If people out there still want to believe he's completely innocent in all of this, I hope they'd expect that if he's going to campaign on the moral high ground he better watch his step. But the thing is, nobody's above temptations. Shady dealmakers like Rezko are as old as politics. More than a few politicians have met their downfall after succumbing to their slick temptations. What's always concerned me about Obama is his continued belief that he is somehow more ethical than others, somehow more able to resist those old Washington ways. After the Rezko revelations in the Chicago Tribune, Obama was still beating his "more ethical than thou" drum: "I've always held myself to the highest ethical standards. During the 10 years I have been in public office, I believe I have met those standards." (See "Obama: Rezko dealings 'a mistake'")

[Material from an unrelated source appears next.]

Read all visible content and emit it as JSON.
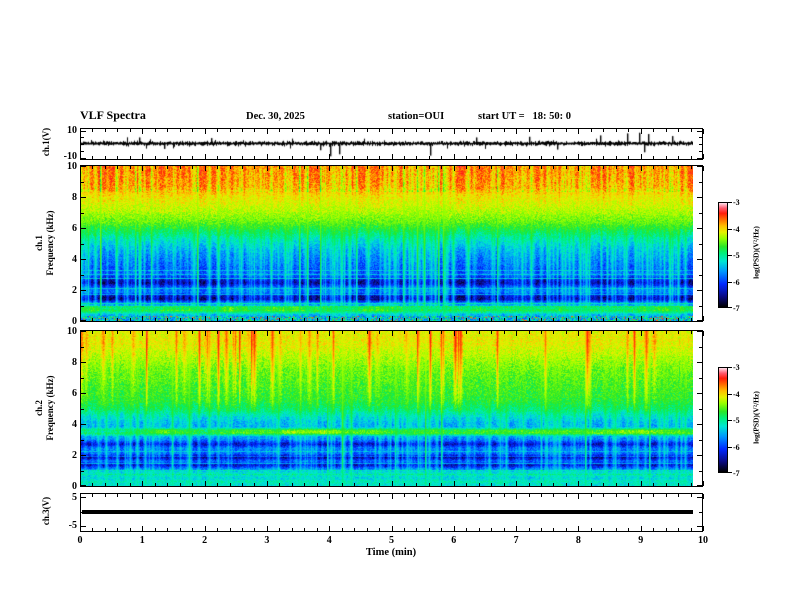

Back to Obama's self-comparisons to President Lincoln. I doubt that Lincoln, in his early 40s, would've bought an ostentatious $1.6 million dollar home that, according to the Chicago Tribune, has four fireplaces, Honduran mahogany bookcases, and a 1,000-bottle wine cellar. Those aren't humble digs. I'm continually amazed at the people who think Obama is just a nice, sweet guy who happened into national politics. You don't "happen" into Harvard Law School. I know - it takes ambition and a competitive nature beyond all normal bounds to win admission to the top schools. And you certainly don't "happen" to the editorship of the law review if you haven't become a master at telling people things they want to hear.
The sprawling and grandiose home purchased during his first year as a U.S. Senator belies extreme ambitions, indeed. I continue to predict such ambition coupled with a belief he is above the fray will be his downfall. A very old story, just like the typical ways of Washington.